Nie chciała go w swoim życiu, może powinien to uszanować?
Pokręcił
głową, a na usta wypełzł smutny uśmiech. Jak mógłby ją
zostawić? Nie potrafił pojąć, dlaczego Liv go oszukiwała, czego
się bała? On sam martwił się tym, co jeszcze mogła przed nim
zataić. Brat! Kto by pomyślał... nigdy o nim nie wspomniała. W
jej mieszkaniu nie widział nawet jednego zdjęcia rodziny; dopiero
teraz to sobie uzmysłowił. Ani rodziców, ani brata. Co się z nimi
właściwie stało? Nie utrzymywali kontaktów, to jasne, ale z
jakiego powodu? Co takiego wydarzyło się w życiu Liv, że nie może
spać po nocach? Raz krzyczała przez sen, pewnej nocy znalazł ją
roztrzęsioną i zdezorientowaną. Może powinien był wtedy bardziej
naciskać i zmusić ją do przyznania się... czego by się wtedy
dowiedział?
Jeżeli
zależało mu na prawdzie, musiał dokończyć to, co już zaczął.
Musiał zmierzyć się z życiem Liv i własnymi słabościami.

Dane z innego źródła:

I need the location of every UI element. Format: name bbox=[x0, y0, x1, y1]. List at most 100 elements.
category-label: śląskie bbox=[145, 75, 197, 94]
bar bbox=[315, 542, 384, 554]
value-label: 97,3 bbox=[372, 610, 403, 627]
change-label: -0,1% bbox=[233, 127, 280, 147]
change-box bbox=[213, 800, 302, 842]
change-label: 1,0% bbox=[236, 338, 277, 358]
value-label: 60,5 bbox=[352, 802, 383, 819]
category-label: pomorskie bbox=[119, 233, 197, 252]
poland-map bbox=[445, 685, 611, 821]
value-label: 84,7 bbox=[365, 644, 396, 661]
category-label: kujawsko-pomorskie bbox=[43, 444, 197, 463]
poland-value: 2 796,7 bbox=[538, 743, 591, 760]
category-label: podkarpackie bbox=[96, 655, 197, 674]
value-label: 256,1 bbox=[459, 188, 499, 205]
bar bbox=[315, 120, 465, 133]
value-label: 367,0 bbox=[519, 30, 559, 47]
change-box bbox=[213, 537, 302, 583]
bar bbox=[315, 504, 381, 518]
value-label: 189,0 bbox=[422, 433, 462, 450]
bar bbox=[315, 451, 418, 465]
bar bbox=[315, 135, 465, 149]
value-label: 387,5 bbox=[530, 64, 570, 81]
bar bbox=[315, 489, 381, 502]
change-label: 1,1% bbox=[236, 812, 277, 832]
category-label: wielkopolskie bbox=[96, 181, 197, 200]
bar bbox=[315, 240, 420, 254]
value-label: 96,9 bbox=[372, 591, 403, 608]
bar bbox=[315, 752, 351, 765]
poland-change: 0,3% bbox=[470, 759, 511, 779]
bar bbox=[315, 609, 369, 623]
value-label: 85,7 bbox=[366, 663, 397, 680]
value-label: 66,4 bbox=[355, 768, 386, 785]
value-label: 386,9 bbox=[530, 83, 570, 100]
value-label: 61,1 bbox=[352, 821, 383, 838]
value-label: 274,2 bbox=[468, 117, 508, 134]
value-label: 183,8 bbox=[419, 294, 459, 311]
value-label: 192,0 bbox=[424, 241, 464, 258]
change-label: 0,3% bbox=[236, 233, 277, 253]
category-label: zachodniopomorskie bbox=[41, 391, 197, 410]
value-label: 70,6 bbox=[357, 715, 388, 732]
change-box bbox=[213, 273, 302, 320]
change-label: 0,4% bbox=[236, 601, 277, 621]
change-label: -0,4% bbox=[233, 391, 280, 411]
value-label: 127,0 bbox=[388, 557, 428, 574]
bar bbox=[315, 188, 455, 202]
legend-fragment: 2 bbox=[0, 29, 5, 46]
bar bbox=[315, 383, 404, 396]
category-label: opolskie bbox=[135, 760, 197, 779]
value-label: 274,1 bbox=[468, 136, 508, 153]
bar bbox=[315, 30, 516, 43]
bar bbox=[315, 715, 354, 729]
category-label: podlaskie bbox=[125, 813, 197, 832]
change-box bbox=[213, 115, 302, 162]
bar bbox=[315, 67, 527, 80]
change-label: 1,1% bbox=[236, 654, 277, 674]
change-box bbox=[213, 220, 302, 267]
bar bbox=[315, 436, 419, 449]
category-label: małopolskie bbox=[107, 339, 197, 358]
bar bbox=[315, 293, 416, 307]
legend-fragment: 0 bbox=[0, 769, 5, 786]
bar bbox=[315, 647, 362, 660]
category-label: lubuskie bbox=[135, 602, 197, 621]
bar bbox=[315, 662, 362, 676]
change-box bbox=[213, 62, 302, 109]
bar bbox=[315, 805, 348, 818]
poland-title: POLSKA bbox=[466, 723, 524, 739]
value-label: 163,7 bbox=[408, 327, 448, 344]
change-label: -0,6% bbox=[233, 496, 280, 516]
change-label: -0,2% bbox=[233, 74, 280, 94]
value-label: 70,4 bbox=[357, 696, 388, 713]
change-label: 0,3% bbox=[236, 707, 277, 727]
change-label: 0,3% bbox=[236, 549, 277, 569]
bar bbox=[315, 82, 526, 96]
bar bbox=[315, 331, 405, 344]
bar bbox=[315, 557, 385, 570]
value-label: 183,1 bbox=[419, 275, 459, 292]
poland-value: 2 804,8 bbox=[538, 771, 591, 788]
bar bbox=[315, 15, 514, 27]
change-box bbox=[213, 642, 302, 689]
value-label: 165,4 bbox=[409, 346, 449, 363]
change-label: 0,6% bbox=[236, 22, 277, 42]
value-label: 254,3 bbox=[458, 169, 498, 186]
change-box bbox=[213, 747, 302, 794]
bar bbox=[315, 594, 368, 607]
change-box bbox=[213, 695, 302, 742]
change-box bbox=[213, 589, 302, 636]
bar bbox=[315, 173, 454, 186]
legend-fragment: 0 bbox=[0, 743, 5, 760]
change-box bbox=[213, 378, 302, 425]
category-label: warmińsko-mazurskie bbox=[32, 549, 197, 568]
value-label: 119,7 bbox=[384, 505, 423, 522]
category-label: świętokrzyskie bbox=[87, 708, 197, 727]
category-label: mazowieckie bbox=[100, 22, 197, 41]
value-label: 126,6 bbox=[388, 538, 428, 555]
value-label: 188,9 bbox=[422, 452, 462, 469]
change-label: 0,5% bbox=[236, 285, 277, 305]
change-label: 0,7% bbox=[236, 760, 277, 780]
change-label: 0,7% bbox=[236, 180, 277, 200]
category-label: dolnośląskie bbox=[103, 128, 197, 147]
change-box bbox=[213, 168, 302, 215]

Powinien być silny za ich oboje, ale nie był pewien, czy to zadanie
nie okaże się zbyt trudne dla niego. Sam niedawno doszedł do
siebie po kłótniach z bratem, rozpadzie zespołu i utracie zaufania
do najbliższych. Nie był pewien, czy jest gotowy na kolejny wstrząs
i kolejne trudne dni.
Mimo
targających nim niepewności na drugi dzień przekroczył próg
oddziału onkologicznego i zastygł bez ruchu.
Wciągnął
mocno w płuca powietrze przesiąknięte silnym zapachem środków
dezynfekcyjnych i śmierci. Zadrżał mocno, podciągnął rękawy
swetra i poczuł, jak strużka potu spływa mu pomiędzy łopatkami.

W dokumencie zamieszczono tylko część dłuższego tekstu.